Lompat ke konten Lompat ke sidebar Lompat ke footer

La Galigo; Turunnya Manusia Pertama (1) Bab 7

 

 Bab VII

Kehamilan Permaisuri Agung

 

 selepas musim penghujan,

angin sibuk menarik-narik pelepah kegelisahan

memanen kesedihan yang mulai berkarat

dalam mimpi yang kian gersang

 

tanah ménroja, sebuah negeri batin meramu sukma

meneteskan bidadari berbunga mekar

dalam tungku kehidupan yang hiruk pikuk

menyabung keinginan, simbol keperkasaan seorang lelaki

keturunan Boting Langiq

 

SEMENJAK dilaksanakannya upacara pijak tanah ménroja bagi La Tenrioddang bersaudara, mereka pun tidak lagi merasa tenang tinggal di istana. Terasa aneh bila mereka berada di rumah. Setiap hari hanya gelanggang sabunganlah yang mereka ingin kunjungi bersama para juak, mengadu ayam peliharaan andalan masing-masing. Gelanggang yang berada di bawa pohon asam itu tak pernah berhenti dari hiruk-pikuk. Hanya malam yang pekatlah yang membuatnya kembali damai.
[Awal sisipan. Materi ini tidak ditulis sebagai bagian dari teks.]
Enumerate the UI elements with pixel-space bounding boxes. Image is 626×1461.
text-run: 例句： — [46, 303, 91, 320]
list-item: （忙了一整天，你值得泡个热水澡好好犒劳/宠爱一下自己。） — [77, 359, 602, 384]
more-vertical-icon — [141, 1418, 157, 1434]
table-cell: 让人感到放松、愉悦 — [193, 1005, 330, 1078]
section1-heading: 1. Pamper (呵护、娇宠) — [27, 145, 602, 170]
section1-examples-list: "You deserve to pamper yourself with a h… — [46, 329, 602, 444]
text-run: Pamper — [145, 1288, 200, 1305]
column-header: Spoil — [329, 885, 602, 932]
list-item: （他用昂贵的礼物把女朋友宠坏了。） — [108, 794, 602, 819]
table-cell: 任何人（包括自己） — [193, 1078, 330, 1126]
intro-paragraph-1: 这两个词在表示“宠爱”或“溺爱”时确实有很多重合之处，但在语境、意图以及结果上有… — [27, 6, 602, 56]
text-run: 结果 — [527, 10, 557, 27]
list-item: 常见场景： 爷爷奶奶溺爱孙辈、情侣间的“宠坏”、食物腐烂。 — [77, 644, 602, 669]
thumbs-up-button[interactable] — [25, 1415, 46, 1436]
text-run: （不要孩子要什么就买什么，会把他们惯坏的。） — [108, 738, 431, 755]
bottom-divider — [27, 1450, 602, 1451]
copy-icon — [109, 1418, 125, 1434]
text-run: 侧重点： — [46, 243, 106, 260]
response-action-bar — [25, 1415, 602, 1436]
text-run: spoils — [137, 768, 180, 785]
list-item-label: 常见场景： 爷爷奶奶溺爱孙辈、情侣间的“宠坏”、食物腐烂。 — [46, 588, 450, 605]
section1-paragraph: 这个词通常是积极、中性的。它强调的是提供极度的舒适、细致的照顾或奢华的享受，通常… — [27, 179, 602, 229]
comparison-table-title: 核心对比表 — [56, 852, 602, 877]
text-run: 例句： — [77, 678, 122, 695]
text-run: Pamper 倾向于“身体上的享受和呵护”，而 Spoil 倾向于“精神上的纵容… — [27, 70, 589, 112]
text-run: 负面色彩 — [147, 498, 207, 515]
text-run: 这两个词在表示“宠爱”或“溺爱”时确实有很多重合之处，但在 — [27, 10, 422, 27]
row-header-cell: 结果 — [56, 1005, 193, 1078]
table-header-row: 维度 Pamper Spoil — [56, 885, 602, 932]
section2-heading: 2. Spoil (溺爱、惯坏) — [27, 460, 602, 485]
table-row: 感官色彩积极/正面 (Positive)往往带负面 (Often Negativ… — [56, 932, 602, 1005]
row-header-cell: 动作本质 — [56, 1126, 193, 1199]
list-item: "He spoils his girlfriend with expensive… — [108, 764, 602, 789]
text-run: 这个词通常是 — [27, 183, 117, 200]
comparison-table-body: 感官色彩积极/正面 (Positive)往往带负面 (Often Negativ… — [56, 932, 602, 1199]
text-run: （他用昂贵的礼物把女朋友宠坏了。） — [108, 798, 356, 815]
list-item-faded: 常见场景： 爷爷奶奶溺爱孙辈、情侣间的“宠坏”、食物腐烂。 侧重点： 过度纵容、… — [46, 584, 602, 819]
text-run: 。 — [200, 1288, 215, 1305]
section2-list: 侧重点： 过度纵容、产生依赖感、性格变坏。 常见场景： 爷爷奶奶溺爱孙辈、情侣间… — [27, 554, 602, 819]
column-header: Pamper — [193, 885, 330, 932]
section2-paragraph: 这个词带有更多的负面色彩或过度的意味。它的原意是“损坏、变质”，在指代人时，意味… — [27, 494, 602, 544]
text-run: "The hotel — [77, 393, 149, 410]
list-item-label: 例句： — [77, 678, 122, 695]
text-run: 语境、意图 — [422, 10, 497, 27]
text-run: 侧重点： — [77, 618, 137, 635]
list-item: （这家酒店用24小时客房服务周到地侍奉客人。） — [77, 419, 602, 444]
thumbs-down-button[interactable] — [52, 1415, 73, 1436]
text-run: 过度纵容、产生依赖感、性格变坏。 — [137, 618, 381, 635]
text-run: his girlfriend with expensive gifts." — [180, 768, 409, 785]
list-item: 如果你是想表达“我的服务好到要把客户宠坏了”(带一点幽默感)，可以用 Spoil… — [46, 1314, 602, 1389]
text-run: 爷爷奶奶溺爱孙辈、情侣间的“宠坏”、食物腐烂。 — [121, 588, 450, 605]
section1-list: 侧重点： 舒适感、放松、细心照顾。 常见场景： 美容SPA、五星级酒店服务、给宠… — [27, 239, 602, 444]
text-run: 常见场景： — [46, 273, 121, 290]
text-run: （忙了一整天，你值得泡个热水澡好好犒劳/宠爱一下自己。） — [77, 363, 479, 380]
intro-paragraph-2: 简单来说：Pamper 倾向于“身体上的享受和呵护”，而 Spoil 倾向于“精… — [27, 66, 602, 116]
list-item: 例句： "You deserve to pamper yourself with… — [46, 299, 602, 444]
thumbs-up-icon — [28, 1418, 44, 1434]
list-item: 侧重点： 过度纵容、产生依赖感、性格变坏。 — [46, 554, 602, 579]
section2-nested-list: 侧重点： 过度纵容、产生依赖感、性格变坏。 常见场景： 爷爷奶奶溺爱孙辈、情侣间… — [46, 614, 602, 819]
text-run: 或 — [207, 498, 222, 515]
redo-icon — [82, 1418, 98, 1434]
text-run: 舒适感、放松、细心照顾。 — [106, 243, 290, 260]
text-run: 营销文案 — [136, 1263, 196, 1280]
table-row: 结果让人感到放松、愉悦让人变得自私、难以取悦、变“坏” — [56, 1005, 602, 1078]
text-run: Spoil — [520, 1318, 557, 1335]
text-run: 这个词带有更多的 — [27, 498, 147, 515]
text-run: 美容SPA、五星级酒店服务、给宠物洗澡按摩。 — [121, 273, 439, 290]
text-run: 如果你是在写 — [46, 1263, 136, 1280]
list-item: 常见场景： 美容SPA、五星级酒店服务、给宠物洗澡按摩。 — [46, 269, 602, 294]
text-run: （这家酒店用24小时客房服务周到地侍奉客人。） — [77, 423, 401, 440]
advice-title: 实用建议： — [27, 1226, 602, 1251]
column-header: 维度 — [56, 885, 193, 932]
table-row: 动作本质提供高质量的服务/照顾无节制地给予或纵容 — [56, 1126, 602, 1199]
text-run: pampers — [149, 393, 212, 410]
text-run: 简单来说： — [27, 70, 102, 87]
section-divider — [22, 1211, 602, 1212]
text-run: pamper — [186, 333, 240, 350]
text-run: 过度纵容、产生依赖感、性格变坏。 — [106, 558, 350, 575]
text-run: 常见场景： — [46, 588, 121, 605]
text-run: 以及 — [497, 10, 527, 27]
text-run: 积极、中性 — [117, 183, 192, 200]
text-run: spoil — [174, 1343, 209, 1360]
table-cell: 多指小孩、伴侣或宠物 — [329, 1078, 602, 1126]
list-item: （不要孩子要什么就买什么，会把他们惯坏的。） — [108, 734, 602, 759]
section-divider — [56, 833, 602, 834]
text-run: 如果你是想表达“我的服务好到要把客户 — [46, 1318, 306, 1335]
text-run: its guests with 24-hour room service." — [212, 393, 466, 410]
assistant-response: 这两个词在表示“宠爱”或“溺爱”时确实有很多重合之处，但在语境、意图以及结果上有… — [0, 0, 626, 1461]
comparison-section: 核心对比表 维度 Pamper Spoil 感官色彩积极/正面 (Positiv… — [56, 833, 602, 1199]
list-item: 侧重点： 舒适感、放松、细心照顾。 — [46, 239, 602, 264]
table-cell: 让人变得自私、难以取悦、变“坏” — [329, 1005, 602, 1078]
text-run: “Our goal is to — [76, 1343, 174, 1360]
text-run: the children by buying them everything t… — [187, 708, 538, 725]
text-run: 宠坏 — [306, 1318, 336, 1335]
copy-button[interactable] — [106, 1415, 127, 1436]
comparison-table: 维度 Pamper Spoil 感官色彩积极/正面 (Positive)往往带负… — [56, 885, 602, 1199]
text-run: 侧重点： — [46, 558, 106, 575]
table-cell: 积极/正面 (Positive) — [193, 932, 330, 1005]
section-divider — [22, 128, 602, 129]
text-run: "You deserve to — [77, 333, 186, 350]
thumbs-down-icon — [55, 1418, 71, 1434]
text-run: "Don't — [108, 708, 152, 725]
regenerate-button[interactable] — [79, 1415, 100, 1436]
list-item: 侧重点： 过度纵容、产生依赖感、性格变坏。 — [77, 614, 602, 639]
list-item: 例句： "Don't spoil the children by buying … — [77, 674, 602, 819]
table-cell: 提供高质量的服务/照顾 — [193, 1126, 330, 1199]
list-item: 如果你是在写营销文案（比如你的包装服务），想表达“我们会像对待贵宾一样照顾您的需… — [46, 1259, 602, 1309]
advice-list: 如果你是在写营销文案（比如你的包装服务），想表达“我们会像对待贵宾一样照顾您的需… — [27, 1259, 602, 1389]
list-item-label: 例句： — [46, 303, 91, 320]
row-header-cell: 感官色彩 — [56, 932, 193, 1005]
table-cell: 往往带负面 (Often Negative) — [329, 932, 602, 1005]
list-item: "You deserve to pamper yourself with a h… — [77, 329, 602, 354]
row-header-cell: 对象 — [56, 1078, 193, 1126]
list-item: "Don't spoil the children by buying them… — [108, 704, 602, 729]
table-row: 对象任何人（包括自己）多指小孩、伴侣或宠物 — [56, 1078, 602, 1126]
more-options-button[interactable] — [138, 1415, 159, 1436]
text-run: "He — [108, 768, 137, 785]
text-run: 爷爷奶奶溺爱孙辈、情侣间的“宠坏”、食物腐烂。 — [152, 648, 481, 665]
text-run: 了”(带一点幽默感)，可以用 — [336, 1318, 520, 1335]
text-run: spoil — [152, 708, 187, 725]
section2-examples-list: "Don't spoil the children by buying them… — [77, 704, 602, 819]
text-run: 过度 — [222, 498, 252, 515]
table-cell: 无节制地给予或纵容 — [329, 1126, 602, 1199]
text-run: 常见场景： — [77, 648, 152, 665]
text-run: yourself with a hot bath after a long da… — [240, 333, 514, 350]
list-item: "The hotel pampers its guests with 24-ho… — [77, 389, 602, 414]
Tatkala sorak-sorai para penyabung kembali meramaikan gelanggang sabungan di suatu hati yang cerah, Manurungngé membuka jendela keemasan lalu menjenguk melepas pandang ke bawah pohon asam. Cukup lama ia mengamat-amati anak-anaknya yang bermain. Mereka berganti-ganti maju dan melepas ayam di gelang-gang sabungan. Bunyi kepak sayap ayam-ayam yang bertarung membuat mereka bertambah girang.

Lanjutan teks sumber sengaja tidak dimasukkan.